Francesco Guardi's Venice Viewed from the Bacino

Francesco Guardi's Venice Viewed from the Bacino

IN ITS MISSION STATEMENT, the Center for Literate Values, which was recently vandalized by a computer hacker, states:

The literate individual is vanishing. We who teach have seen with our own eyes the decline of analytical finesse and expressiveness in our composition classes over the past two or three decades. We who have children have struggled to keep their moral acumen focused upon the small, persistent inner voice of conscience rather than upon what celebrities are doing or what passes for “cool” on Facebook. All of us have converged upon a basic realization, whether persuaded of it by theory or driven to it by hard experience: i.e., that the West has entered a post-literate stage.

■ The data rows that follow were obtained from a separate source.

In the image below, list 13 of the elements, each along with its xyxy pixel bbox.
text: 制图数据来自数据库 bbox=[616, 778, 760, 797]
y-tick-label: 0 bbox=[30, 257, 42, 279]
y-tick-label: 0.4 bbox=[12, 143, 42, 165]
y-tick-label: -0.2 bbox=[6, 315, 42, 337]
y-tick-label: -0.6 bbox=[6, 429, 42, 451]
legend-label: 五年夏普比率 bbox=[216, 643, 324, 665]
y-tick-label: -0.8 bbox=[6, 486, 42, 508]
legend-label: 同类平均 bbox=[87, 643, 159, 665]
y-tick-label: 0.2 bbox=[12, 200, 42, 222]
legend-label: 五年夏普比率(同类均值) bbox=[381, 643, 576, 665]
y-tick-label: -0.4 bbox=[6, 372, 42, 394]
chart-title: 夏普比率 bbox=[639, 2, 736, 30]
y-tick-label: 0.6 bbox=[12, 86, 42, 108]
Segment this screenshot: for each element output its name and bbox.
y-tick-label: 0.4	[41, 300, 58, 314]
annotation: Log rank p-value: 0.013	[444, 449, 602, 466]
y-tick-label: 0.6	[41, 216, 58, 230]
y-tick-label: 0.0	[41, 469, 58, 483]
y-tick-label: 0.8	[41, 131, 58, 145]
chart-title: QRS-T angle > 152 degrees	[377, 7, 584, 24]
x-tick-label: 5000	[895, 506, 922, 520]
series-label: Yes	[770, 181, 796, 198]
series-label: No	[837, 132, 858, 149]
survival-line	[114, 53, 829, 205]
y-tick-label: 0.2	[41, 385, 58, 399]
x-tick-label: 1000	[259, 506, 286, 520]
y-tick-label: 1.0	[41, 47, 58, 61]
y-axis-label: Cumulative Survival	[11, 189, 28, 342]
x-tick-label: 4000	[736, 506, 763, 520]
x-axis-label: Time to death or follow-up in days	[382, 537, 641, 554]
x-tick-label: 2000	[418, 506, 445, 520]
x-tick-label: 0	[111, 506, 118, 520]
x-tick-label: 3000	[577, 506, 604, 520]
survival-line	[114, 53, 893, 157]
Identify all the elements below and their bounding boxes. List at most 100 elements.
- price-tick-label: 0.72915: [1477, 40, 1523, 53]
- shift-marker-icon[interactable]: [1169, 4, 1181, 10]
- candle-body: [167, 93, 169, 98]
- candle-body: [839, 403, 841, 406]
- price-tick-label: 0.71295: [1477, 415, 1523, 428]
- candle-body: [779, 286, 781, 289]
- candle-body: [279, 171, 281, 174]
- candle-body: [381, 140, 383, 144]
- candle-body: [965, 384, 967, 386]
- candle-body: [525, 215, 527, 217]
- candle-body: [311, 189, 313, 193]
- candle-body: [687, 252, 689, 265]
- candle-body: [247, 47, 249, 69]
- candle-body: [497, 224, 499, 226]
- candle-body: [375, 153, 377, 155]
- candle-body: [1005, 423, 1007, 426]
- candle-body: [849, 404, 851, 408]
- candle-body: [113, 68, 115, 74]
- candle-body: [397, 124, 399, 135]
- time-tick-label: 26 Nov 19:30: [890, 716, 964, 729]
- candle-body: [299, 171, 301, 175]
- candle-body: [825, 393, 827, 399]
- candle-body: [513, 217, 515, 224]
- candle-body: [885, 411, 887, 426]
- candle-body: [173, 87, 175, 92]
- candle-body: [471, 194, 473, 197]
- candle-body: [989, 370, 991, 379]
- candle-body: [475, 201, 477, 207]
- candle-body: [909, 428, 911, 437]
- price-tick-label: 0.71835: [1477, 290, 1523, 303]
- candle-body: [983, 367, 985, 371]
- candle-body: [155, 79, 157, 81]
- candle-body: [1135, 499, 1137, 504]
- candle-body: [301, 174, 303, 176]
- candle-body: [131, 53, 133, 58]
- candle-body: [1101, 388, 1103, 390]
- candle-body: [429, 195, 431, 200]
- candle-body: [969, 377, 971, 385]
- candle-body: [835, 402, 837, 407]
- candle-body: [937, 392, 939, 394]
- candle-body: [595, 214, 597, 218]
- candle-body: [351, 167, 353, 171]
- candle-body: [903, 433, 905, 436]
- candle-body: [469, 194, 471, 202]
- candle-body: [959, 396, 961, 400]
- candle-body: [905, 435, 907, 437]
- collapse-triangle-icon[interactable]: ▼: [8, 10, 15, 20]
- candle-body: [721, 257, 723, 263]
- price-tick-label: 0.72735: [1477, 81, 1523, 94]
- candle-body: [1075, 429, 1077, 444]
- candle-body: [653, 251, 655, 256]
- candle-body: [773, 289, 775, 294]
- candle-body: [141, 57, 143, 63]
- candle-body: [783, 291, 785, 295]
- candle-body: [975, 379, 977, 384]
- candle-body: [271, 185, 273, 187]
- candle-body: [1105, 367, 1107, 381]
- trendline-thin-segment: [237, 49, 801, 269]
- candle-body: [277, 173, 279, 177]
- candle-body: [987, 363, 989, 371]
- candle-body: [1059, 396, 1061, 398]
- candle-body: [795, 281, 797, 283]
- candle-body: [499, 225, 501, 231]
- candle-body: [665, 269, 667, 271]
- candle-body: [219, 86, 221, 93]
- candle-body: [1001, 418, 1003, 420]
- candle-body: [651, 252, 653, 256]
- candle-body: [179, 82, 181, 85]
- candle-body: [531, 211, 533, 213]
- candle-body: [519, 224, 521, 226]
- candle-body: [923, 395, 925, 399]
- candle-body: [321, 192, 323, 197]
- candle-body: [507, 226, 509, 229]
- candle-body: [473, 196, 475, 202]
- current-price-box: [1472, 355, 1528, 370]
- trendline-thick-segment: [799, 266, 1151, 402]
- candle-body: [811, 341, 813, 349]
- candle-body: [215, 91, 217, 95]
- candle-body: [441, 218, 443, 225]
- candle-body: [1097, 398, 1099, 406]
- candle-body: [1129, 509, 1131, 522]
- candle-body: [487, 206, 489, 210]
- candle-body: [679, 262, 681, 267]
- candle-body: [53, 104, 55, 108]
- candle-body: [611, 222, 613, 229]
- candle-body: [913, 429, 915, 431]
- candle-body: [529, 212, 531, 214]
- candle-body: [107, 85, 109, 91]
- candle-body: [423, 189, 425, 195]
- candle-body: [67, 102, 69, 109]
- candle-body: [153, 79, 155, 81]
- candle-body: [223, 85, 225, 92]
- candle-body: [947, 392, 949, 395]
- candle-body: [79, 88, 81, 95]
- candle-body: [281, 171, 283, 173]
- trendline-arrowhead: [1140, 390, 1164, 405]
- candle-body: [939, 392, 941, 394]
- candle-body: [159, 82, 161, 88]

This does not mean that people no longer read: not exactly, or not yet. It more often means, rather, that reading has become ancillary to electronic technology, and that the quality of literature is largely dictated by that technology. “Self help” manuals and biographies about “stars” were elbowing serious writing off the charts years ago. Now even non-fiction monographs on major political issues inanely joke about “foreign-sounding” names or attempt silly puns. Fiction is highly imitative of electronic narrative: that is, it displays shallow characters, formulaic dialogue, and plots where physical action trumps psychological depth. When our students and children do any writing of their own, they misspell (“lite” for “light”), they spout stale clichés (“you were there for me”), they support their views with peer-group prejudice rather than objectively valid reasons (“people should never judge people’s sex lives”), and they lurch impulsively from one point to another rather than building a logical chain (“it makes me mad that some people…”). In fact, the constant intrusion of “I” and “me” into this writing is specific and convincing evidence that our children can no longer sort personal mood (or even downright moodiness) from arguments which reach out to other intelligences and lead them to common ground.

The literate individual, like French essayist Michel de Montaigne, discovers humanity by examining himself: the post-literate “tribal individual” constructs a fragile self from surrounding peers and then dehumanizes anyone who does not wear the group’s paint and feathers.